We obtained the profiles of differentially expressed lncRNAs (DELs) of CECs of type 1 diabetic versus control corneas by microarray and summarized the differentially expressed miRNAs (DEmiRs) and differentially expressed genes (DEGs) data by published literature. Subsequently, the ceRNA network was constructed using bioinformatics analyses. The levels of lncRNA ENSMUST00000153610/3632454L22Rik (Rik) and miR-181a-5p were verified. The localization of Rik was identified with fluorescence in situ hybridization (FISH), and dual-luciferase assays proved the targeted relationship between Rik and miR-181a-5p. Furthermore, we validated the functional impact of Rik in vitro.

Results

Overall, 111 upregulated and 117 downregulated DELs were detected in diabetic versus control CECs. The level of Rik located in both the cytoplasm and the nucleus was clearly downregulated, whereas miR-181a-5p was upregulated in vitro and in vivo in the diabetic group versus the control group.
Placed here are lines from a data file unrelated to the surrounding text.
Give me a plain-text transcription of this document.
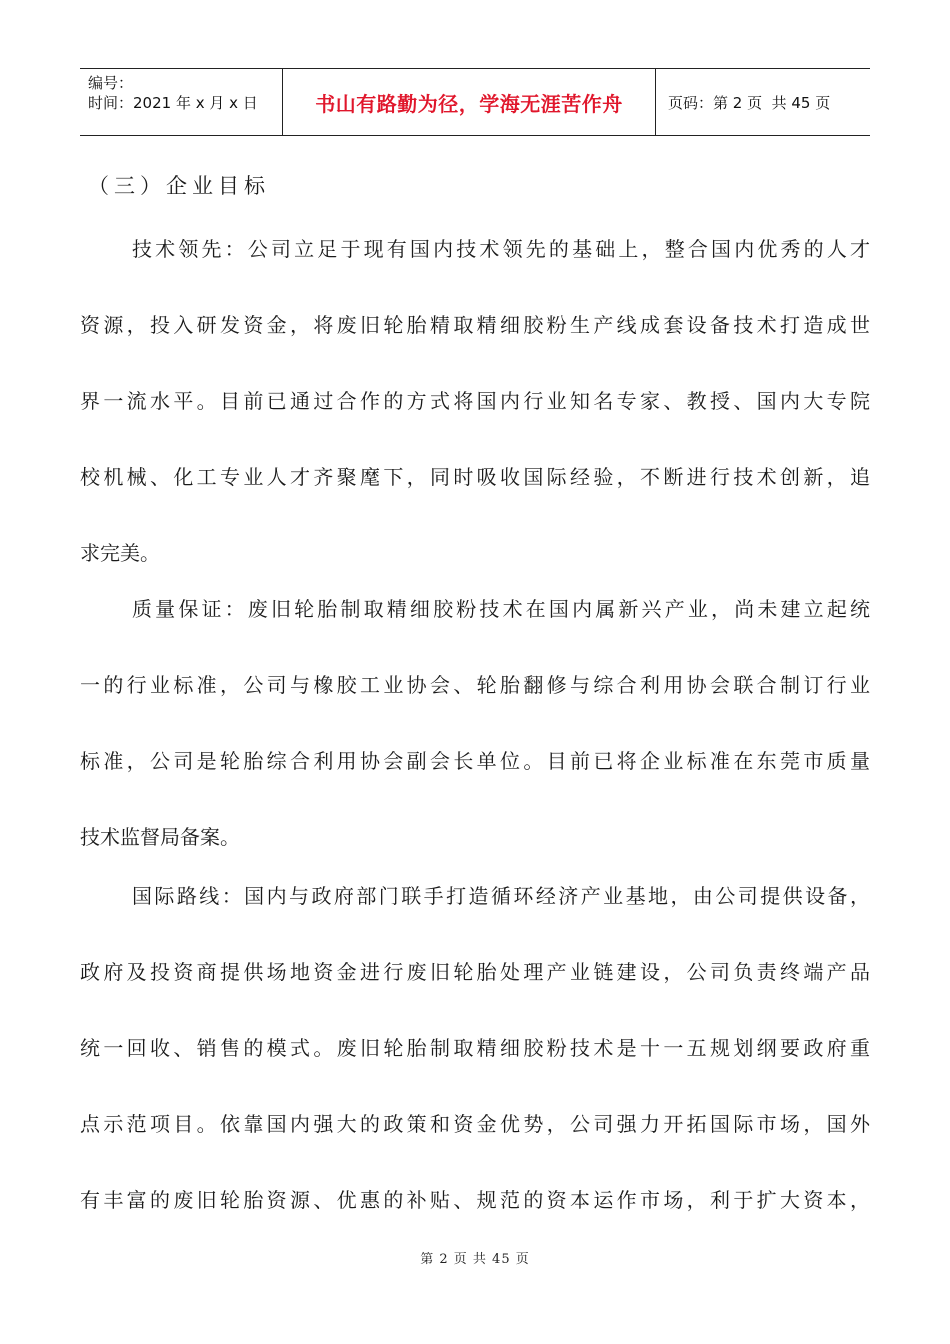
编号：
时间：2021 年 x 月 x 日	书山有路勤为径，学海无涯苦作舟	页码：第 2 页  共 45 页
（三）企业目标
技术领先：公司立足于现有国内技术领先的基础上，整合国内优秀的人才
资源，投入研发资金，将废旧轮胎精取精细胶粉生产线成套设备技术打造成世
界一流水平。目前已通过合作的方式将国内行业知名专家、教授、国内大专院
校机械、化工专业人才齐聚麾下，同时吸收国际经验，不断进行技术创新，追
求完美。
质量保证：废旧轮胎制取精细胶粉技术在国内属新兴产业，尚未建立起统
一的行业标准，公司与橡胶工业协会、轮胎翻修与综合利用协会联合制订行业
标准，公司是轮胎综合利用协会副会长单位。目前已将企业标准在东莞市质量
技术监督局备案。
国际路线：国内与政府部门联手打造循环经济产业基地，由公司提供设备，
政府及投资商提供场地资金进行废旧轮胎处理产业链建设，公司负责终端产品
统一回收、销售的模式。废旧轮胎制取精细胶粉技术是十一五规划纲要政府重
点示范项目。依靠国内强大的政策和资金优势，公司强力开拓国际市场，国外
有丰富的废旧轮胎资源、优惠的补贴、规范的资本运作市场，利于扩大资本，
第 2 页 共 45 页
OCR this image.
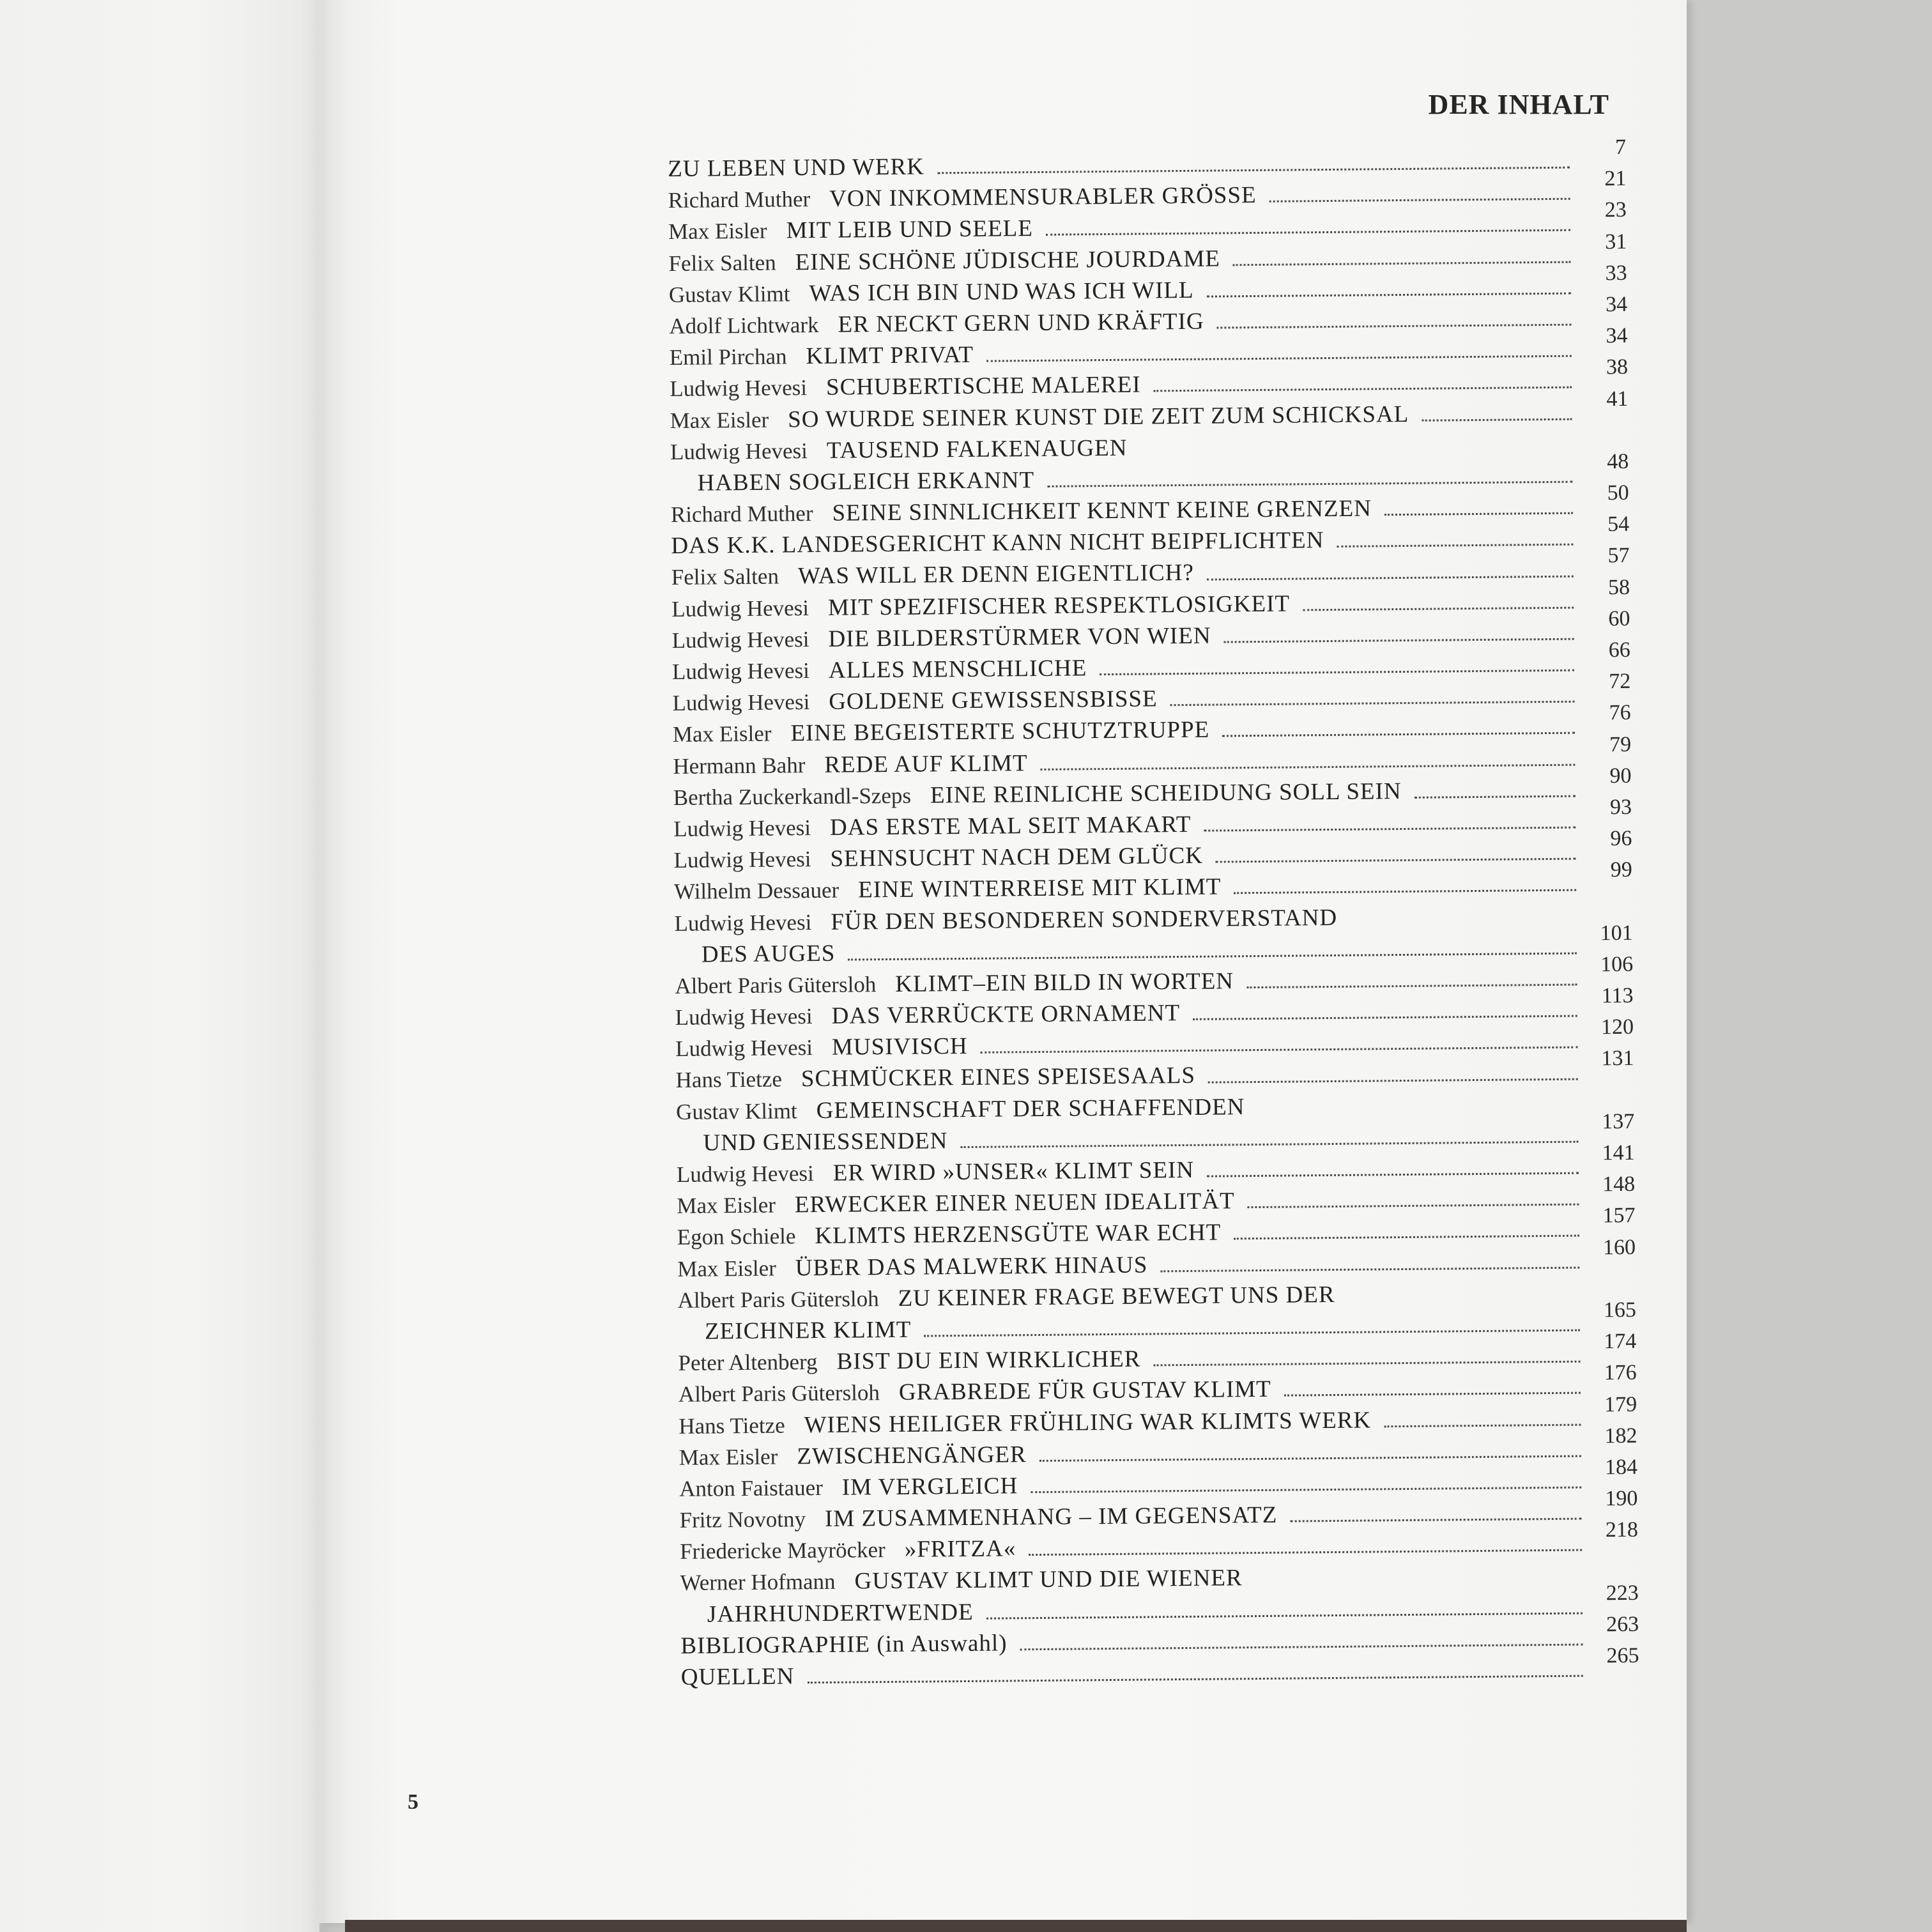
DER INHALT
ZU LEBEN UND WERK
7
Richard Muther VON INKOMMENSURABLER GRÖSSE
21
Max Eisler MIT LEIB UND SEELE
23
Felix Salten EINE SCHÖNE JÜDISCHE JOURDAME
31
Gustav Klimt WAS ICH BIN UND WAS ICH WILL
33
Adolf Lichtwark ER NECKT GERN UND KRÄFTIG
34
Emil Pirchan KLIMT PRIVAT
34
Ludwig Hevesi SCHUBERTISCHE MALEREI
38
Max Eisler SO WURDE SEINER KUNST DIE ZEIT ZUM SCHICKSAL
41
Ludwig Hevesi TAUSEND FALKENAUGEN
HABEN SOGLEICH ERKANNT
48
Richard Muther SEINE SINNLICHKEIT KENNT KEINE GRENZEN
50
DAS K.K. LANDESGERICHT KANN NICHT BEIPFLICHTEN
54
Felix Salten WAS WILL ER DENN EIGENTLICH?
57
Ludwig Hevesi MIT SPEZIFISCHER RESPEKTLOSIGKEIT
58
Ludwig Hevesi DIE BILDERSTÜRMER VON WIEN
60
Ludwig Hevesi ALLES MENSCHLICHE
66
Ludwig Hevesi GOLDENE GEWISSENSBISSE
72
Max Eisler EINE BEGEISTERTE SCHUTZTRUPPE
76
Hermann Bahr REDE AUF KLIMT
79
Bertha Zuckerkandl-Szeps EINE REINLICHE SCHEIDUNG SOLL SEIN
90
Ludwig Hevesi DAS ERSTE MAL SEIT MAKART
93
Ludwig Hevesi SEHNSUCHT NACH DEM GLÜCK
96
Wilhelm Dessauer EINE WINTERREISE MIT KLIMT
99
Ludwig Hevesi FÜR DEN BESONDEREN SONDERVERSTAND
DES AUGES
101
Albert Paris Gütersloh KLIMT–EIN BILD IN WORTEN
106
Ludwig Hevesi DAS VERRÜCKTE ORNAMENT
113
Ludwig Hevesi MUSIVISCH
120
Hans Tietze SCHMÜCKER EINES SPEISESAALS
131
Gustav Klimt GEMEINSCHAFT DER SCHAFFENDEN
UND GENIESSENDEN
137
Ludwig Hevesi ER WIRD »UNSER« KLIMT SEIN
141
Max Eisler ERWECKER EINER NEUEN IDEALITÄT
148
Egon Schiele KLIMTS HERZENSGÜTE WAR ECHT
157
Max Eisler ÜBER DAS MALWERK HINAUS
160
Albert Paris Gütersloh ZU KEINER FRAGE BEWEGT UNS DER
ZEICHNER KLIMT
165
Peter Altenberg BIST DU EIN WIRKLICHER
174
Albert Paris Gütersloh GRABREDE FÜR GUSTAV KLIMT
176
Hans Tietze WIENS HEILIGER FRÜHLING WAR KLIMTS WERK
179
Max Eisler ZWISCHENGÄNGER
182
Anton Faistauer IM VERGLEICH
184
Fritz Novotny IM ZUSAMMENHANG – IM GEGENSATZ
190
Friedericke Mayröcker »FRITZA«
218
Werner Hofmann GUSTAV KLIMT UND DIE WIENER
JAHRHUNDERTWENDE
223
BIBLIOGRAPHIE (in Auswahl)
263
QUELLEN
265
5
Rik can act as a ceRNA to bind to miR-181a-5p, thus promoting diabetic corneal epithelial wound healing in vitro.

Conclusions

This work investigated the expression profile of DELs and constructed ceRNA networks of diabetic CECs for the first time. Furthermore, we revealed that Rik may positively impact diabetic corneal epithelial wound healing by sponging miR-181a-5p, providing a novel potential therapeutic target of diabetic keratopathy (DK).